V43A-4870:
Fracturing and Seismicity at the Prestahnúkur Fissure Swarm in the Ultra-Slowly Spreading Western Volcanic Zone, Iceland

Thursday, 18 December 2014
Asta Rut Hjartardottir1, Sigurlaug Hjaltadottir2, Pall Einarsson1 and Kristin S Vogfjord2, (1)University of Iceland, Reykjavik, Iceland, (2)Icelandic Meteorological Office, Reykjavik, Iceland
Abstract:
Extension across the mid-Atlantic plate boundary in south Iceland is taken up by two parallel zones, the Western and the Eastern Volcanic Zones. Spreading across the western zone is of the order of 1-7 mm/year, qualifying it as an ultra-slow rift. The Prestahnúkur fissure swarm in the Western Volcanic Zone offers an opportunity to study magma-tectonic interaction in an ultra-slow spreading setting.
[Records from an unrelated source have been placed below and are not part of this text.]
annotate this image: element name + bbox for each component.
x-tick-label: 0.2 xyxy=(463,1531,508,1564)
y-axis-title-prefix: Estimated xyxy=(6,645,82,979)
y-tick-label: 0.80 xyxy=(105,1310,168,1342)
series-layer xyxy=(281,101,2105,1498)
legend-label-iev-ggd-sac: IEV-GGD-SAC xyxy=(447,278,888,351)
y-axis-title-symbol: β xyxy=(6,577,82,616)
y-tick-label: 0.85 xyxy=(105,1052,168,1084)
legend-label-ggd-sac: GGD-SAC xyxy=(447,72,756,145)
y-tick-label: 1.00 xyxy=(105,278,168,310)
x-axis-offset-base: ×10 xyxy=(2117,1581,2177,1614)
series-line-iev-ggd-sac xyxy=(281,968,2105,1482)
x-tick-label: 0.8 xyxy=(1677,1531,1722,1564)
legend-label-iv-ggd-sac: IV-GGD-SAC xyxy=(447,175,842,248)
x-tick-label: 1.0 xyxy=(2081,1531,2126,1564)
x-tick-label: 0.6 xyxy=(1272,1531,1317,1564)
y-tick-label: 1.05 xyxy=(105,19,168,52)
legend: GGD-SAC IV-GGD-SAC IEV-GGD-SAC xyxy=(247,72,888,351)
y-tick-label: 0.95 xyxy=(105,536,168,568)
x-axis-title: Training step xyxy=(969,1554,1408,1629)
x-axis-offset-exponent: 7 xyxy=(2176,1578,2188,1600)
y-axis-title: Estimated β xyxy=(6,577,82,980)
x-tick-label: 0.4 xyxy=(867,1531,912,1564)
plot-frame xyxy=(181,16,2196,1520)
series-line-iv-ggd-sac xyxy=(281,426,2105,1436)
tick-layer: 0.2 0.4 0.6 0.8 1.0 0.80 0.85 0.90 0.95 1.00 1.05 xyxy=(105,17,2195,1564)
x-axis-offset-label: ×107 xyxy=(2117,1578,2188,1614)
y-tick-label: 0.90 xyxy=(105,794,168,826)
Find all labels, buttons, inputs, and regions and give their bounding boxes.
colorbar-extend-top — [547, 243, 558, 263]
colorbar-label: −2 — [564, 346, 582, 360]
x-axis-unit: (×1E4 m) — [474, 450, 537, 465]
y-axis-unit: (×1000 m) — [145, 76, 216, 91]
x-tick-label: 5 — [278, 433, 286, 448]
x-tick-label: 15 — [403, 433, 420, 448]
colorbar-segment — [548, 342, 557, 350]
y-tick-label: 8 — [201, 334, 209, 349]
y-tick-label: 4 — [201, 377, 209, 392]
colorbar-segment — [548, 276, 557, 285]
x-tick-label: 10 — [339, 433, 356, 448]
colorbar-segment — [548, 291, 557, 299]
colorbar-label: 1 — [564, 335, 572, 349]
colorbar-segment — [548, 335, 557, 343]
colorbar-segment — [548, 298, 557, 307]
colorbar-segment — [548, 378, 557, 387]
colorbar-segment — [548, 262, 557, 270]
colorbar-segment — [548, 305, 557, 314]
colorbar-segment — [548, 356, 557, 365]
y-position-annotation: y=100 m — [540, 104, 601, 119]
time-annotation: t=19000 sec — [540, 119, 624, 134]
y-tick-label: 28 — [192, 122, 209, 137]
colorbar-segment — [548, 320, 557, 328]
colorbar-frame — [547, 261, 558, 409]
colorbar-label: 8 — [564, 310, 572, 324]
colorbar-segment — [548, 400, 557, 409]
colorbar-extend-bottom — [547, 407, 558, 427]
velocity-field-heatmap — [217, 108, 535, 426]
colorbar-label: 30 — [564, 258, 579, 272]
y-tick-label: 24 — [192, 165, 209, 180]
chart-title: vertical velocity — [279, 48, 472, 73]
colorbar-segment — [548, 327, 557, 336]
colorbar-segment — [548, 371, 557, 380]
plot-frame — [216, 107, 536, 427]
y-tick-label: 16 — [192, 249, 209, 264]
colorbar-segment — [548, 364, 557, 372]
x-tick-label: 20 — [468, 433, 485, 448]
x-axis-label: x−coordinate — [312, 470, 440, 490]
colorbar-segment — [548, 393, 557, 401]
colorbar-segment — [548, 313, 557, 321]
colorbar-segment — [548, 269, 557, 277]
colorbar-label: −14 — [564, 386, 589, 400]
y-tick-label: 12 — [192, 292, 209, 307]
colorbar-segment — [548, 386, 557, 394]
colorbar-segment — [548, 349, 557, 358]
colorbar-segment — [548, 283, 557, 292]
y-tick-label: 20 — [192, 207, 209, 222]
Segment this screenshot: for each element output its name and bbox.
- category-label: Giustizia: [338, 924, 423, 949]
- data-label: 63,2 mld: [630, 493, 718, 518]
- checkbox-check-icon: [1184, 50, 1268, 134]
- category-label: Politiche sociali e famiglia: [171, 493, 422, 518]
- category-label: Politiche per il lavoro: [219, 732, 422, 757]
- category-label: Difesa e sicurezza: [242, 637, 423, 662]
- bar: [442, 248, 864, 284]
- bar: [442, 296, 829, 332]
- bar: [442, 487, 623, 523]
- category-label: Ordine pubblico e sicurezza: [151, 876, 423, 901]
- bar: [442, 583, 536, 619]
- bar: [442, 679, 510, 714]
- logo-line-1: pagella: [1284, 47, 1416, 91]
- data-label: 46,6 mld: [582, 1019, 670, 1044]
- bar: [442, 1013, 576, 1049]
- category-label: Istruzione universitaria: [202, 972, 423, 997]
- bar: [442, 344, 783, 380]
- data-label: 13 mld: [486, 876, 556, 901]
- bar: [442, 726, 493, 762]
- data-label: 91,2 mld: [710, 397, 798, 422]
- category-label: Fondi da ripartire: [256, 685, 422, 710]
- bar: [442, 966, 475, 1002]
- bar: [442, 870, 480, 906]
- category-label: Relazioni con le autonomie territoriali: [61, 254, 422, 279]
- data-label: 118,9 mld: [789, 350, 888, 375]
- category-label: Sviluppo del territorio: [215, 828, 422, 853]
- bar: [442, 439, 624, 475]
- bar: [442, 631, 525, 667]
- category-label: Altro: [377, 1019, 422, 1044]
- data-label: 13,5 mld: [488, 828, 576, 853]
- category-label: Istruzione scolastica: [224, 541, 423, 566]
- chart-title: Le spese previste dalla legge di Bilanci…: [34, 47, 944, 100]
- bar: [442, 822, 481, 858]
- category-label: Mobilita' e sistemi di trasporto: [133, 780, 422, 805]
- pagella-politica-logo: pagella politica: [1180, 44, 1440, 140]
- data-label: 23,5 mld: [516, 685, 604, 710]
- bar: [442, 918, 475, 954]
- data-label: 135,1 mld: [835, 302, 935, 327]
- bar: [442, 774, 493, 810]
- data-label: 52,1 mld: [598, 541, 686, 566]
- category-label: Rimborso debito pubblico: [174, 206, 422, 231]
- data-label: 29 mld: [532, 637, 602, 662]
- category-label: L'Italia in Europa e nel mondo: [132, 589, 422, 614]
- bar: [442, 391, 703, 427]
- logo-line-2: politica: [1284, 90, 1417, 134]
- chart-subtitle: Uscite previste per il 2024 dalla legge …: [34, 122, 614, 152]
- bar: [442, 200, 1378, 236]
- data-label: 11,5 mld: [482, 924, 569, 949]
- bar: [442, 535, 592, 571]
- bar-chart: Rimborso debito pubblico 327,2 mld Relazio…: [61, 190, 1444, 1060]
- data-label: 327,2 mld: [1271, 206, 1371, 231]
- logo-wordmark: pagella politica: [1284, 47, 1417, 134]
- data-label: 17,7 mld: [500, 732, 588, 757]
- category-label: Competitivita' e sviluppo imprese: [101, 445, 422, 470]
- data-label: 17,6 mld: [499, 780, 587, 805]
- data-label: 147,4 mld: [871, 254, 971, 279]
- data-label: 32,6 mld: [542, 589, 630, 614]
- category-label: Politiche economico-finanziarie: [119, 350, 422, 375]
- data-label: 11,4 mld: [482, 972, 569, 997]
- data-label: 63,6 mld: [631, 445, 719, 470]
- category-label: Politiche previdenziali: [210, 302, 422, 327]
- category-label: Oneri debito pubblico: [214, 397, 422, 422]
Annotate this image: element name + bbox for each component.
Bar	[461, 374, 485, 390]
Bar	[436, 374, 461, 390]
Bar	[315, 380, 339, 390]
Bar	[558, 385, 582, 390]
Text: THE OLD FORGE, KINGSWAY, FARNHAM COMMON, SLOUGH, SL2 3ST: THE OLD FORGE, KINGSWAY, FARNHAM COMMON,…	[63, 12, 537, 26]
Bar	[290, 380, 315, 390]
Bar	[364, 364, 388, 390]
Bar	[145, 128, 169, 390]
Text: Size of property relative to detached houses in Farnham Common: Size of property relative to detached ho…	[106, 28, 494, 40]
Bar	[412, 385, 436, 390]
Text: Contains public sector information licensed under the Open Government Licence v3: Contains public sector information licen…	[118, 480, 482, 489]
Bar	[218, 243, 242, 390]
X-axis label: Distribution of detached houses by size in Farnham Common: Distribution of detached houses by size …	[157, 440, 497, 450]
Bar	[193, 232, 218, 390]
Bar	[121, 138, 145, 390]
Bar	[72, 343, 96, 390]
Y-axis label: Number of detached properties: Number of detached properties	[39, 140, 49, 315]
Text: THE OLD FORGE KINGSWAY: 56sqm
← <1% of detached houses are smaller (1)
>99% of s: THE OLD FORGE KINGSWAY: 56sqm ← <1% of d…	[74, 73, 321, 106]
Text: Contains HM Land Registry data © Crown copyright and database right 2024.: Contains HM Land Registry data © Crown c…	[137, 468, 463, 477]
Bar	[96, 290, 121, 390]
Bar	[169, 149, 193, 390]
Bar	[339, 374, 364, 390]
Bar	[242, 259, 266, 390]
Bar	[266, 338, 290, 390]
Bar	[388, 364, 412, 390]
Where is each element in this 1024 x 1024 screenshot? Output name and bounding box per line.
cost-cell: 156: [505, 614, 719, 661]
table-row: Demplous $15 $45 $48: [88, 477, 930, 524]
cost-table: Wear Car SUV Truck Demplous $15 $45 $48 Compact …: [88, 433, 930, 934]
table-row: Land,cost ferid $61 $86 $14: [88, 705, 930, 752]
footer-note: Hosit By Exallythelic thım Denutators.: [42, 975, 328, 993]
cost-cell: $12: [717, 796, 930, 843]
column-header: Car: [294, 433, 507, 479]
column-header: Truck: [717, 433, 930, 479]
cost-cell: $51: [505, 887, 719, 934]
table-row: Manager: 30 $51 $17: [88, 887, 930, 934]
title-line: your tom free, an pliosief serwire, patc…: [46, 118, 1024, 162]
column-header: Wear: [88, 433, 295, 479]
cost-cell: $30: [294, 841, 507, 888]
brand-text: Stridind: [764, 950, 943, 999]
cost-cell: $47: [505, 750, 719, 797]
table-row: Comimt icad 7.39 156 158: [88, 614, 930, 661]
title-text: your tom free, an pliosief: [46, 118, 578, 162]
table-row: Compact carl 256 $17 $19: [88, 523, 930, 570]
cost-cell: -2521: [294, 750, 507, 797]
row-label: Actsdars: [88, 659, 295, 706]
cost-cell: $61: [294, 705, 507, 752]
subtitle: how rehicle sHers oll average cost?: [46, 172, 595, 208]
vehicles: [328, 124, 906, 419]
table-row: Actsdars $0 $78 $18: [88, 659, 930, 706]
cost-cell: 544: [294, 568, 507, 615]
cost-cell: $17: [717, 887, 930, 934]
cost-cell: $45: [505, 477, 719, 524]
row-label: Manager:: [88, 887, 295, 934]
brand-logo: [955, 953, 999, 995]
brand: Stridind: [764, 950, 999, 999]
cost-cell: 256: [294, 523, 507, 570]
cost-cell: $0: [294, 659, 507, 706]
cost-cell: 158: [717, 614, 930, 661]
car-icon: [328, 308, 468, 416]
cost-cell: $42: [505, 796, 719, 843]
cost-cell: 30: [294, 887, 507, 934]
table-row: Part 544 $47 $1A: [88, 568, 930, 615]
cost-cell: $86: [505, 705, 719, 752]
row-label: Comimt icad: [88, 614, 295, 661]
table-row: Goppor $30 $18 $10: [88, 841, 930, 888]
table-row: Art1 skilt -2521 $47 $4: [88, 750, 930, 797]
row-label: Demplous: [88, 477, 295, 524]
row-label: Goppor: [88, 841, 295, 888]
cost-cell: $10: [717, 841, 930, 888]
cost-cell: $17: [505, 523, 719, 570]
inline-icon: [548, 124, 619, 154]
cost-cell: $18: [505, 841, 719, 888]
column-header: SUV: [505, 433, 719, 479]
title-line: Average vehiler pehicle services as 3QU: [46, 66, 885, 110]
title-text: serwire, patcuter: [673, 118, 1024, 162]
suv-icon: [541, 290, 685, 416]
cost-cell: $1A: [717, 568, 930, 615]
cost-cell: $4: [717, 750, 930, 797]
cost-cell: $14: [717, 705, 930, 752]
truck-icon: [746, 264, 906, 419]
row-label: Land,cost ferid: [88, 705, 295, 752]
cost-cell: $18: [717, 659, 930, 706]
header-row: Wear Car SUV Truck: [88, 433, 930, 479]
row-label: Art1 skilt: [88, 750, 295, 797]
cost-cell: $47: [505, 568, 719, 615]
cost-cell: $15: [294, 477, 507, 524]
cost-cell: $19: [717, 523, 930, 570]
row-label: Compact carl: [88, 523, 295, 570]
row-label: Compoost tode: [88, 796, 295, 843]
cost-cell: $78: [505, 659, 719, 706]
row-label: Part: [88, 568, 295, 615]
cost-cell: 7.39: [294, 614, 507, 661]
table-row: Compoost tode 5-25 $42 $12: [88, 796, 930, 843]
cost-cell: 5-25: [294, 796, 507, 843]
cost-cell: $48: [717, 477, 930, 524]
In this study, fractures and faults were mapped in detail from aerial photographs to determine the extent of the fissure swarm. The fissure swarm is about 60 km long and 10 km wide, although its extent to the south is uncertain due to its linkage with the adjacent Hengill fissure swarm. The fissure swarm has both open fractures, indicating postglacial activation, and normal faults with up to 45 m vertical offset. Hyaloclastite ridges („tindars“), produced by subglacial fissure eruptions during the Pleistocene, are found within the fissure swarm, as well as postglacial lava flows. Intermittent seismicity occurs in the area. Earthquakes during the last ~24 years were relocated to study their relation with the surface fractures. Relocation of these events indicate that some of the fractures seen on surface have been activated during these years. The small cumulative seismic moment and slow spreading measured by geodetic methods nevertheless show that no dike intrusions have occurred during this period. Pleistocene tindars and Holocene lavas are clear indications of magmatism, however. We therefore suggest that the Prestahnúkur fissure swarm is mainly formed by diking and rifting during rifting episodes, whereas small scale fracture movements can occur during inter-rifting periods. The present small-scale fracture movements may indicate lack of magma to drive dike intrusions.